Dennis Faas's picture

Italian researchers have uncovered a thriving underground market where people peddle fake Twitter accounts. The goal: to promote business ventures.

According to Andrea Stroppa and Carlo De Micheli, two security personnel working on the study, illegitimate businesses and rogue individuals are selling dubious Twitter accounts to pad corporate and entertainment pages.

The study concluded that there are more than two dozen services currently plying this trade. Together, these services are responsible for more than 20 million fake Twitter followers that re-tweet information and perform other automated tasks.

The price for 1,000 Twitter followers is about $18, though sellers have been known to brag about making as much as $30 for a single dubious account. The security team also estimates that the entire practice has netted illegitimate businesses anywhere between $40 million and $360 million. (Source: nytimes.com)

Same Fake Followers Sold to Several Corporations

The bottom line is that sellers have everything to gain.

They create a single batch of followers and sell them to multiple companies, making thousands of dollars per sale.
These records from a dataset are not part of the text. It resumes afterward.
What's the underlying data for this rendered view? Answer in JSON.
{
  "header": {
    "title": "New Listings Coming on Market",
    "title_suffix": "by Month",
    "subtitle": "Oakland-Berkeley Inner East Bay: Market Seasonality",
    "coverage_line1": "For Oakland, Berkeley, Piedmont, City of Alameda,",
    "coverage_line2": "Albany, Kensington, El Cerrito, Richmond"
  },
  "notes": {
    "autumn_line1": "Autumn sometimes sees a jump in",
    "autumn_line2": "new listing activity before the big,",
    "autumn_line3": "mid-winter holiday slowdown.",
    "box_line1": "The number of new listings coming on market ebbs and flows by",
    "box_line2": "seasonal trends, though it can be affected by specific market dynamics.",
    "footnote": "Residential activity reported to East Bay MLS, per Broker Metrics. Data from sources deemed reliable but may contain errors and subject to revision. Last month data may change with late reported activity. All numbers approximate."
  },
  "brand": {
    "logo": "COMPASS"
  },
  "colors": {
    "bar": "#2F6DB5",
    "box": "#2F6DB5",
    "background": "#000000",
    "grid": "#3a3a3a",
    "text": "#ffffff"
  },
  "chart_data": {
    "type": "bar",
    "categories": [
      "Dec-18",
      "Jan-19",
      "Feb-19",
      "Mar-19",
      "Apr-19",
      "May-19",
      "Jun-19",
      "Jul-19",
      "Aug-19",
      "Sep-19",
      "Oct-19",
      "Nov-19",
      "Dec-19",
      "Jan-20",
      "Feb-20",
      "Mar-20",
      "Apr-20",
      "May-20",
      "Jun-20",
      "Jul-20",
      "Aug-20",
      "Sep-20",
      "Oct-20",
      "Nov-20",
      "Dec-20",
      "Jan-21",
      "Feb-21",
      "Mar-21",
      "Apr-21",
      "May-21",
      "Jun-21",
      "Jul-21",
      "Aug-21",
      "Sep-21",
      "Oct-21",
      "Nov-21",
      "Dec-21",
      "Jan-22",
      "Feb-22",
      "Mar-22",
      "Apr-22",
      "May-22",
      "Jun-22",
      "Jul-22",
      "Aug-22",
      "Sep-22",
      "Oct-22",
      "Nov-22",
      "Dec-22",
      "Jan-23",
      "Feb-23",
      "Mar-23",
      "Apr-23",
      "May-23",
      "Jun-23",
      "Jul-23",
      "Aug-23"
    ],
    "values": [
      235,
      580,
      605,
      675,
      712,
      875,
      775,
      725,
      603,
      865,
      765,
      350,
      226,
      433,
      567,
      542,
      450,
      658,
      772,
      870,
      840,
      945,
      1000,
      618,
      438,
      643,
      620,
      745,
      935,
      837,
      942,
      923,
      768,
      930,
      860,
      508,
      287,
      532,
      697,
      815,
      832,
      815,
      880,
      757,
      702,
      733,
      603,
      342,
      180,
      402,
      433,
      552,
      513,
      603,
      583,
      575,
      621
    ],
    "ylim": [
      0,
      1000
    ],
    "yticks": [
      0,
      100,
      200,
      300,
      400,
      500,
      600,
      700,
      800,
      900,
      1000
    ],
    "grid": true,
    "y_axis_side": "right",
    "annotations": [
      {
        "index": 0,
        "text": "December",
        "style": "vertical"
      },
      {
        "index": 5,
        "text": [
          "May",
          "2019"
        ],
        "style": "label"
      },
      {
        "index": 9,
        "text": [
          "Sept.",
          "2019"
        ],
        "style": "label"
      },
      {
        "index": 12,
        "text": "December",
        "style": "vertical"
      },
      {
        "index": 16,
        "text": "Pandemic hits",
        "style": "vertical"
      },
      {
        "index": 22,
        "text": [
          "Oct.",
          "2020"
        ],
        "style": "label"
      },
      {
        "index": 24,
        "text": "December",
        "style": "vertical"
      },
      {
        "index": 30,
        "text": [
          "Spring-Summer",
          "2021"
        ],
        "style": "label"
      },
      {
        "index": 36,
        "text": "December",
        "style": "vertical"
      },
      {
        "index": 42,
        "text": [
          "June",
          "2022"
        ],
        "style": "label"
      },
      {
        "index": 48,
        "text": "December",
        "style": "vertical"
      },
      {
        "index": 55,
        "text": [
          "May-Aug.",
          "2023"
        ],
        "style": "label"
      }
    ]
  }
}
Surprisingly, companies aren't upset with having to share their false followers with other brands; in fact, by having their followers appear on multiple Twitter pages, a sense of legitimacy is added to them.

Celebrity Accounts Hit With "High Volumes" of Fake Followers

Reports have shown that celebrities like Justin Bieber, LeBron James, Katy Perry, and Ellen DeGeneres, have all been 'followed' by fake Twitter users. However, it's unclear whether these celebrities had any knowledge of this practice.

During the 2012 U.S. Presidential campaign, Republican candidate Mitt Romney's Twitter following jumped by 100,000 people in a matter of days. Most of these accounts were later found to be illegitimate. (Source: indiatimes.com)

Analysts predict that this underground practice will only continue to grow in popularity.

That's because there is now software available for the average end-user to create their own false accounts. According to De Micheli, the service "fills in every detail. Some fake accounts look even better than the real accounts do."